As you can see in this image, the curve follows up the tangent line made up by the last point you are drawing.
You can stop drawing the spline by right clicking the mouse button and selecting the command Stop, while Close will close the shape, Continue will allow you to keep on drawing and Cancel will delete all the spline you are drawing. Once designed the spline, if you left click on it, you can modify it later on just by picking the nodes of the spline (the blue balls) and dragging them up to the new position. If you right click on the spline and select add, you can create a new node in the section of the curve where the mouse is. - Polyline: this is the same behavior of the Free hand drawing command you already saw while creating a new project; in CAD 2D, by right clicking the mouse you can anytime decide to stop drawing (for open polylines) or close it. If you decide to close it, the Application will ask you if you want to use such shape to create a room or an object. This is the most common (and used) CAD 2D feature in order to draw objects and new rooms
- Polyline from selection: this command allows you to group different entities in a single polyline. Remember that all entities have to be connected each other; that shape can be a closed or open one. In order to create a polyline from selection, select all the entities (by picking them one by one with the left mouse button or dragging it in order to include all of them) and click right button once selection is complete.
- Room by selection: this command allows you to convert a group of entities to a room. There are conditions in order to be able to run this command: the entities you are going to select have to be one connected to the other, describing a closed shape. Moreover all those entities have not to be inside an existing room. Any new room, in fact, has to be designed outside the existing ones.
- Text: this command allows you to draw text and descriptions wherever in the desktop. Select the point where to start drawing the text, the height of the letters (by using the left mouse button or typing its value), the orientation of the text (horizontal, diagonal, …) and finally you will access the mask where to type the text you need and choose the text color.

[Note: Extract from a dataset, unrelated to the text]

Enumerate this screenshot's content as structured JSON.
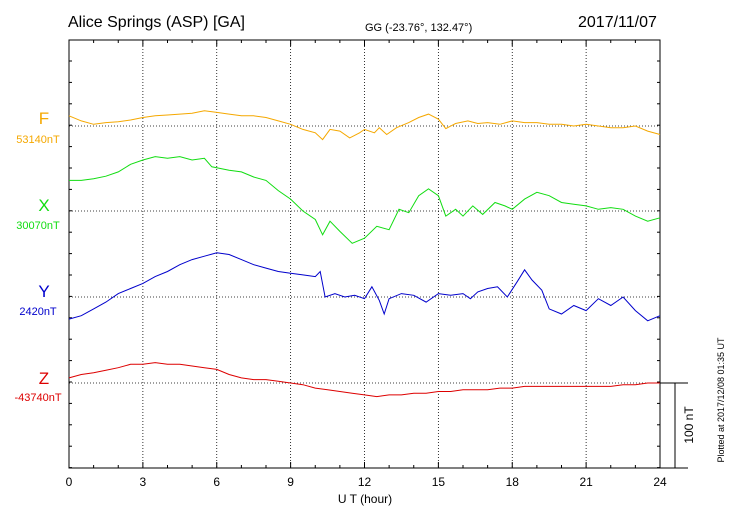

Remember that by right clicking the text once saved in the project, you can move, rotate, change it again, or delete it.
- Dimension: once you have completed your room layout, it may be useful to draw its dimension for printing purposes. The Application can automatically create a dimension for each wall of the room, by selecting the command DimensionAutomatic Dimension, and deciding if you want the lines to be placed inside or outside the room. Indeed, if you want to manually measure any detail of the layout, you need to select the command DimensionDimension: select the needed configuration, finally proceed picking up the starting and ending point of the dimension, together with the position you want the dimension to be placed in the layout. It is very easy to follow up the Application’s instructions while drawing it: remember that you can use any existing snap, such as the grid snap, existing objects, or CAD entities (sometimes it is useful to draw constructional entities in order to have available snaps in the project. Remember that CAD 2D entities won’t be seen in the graphic output of the project, as they are just construction entities).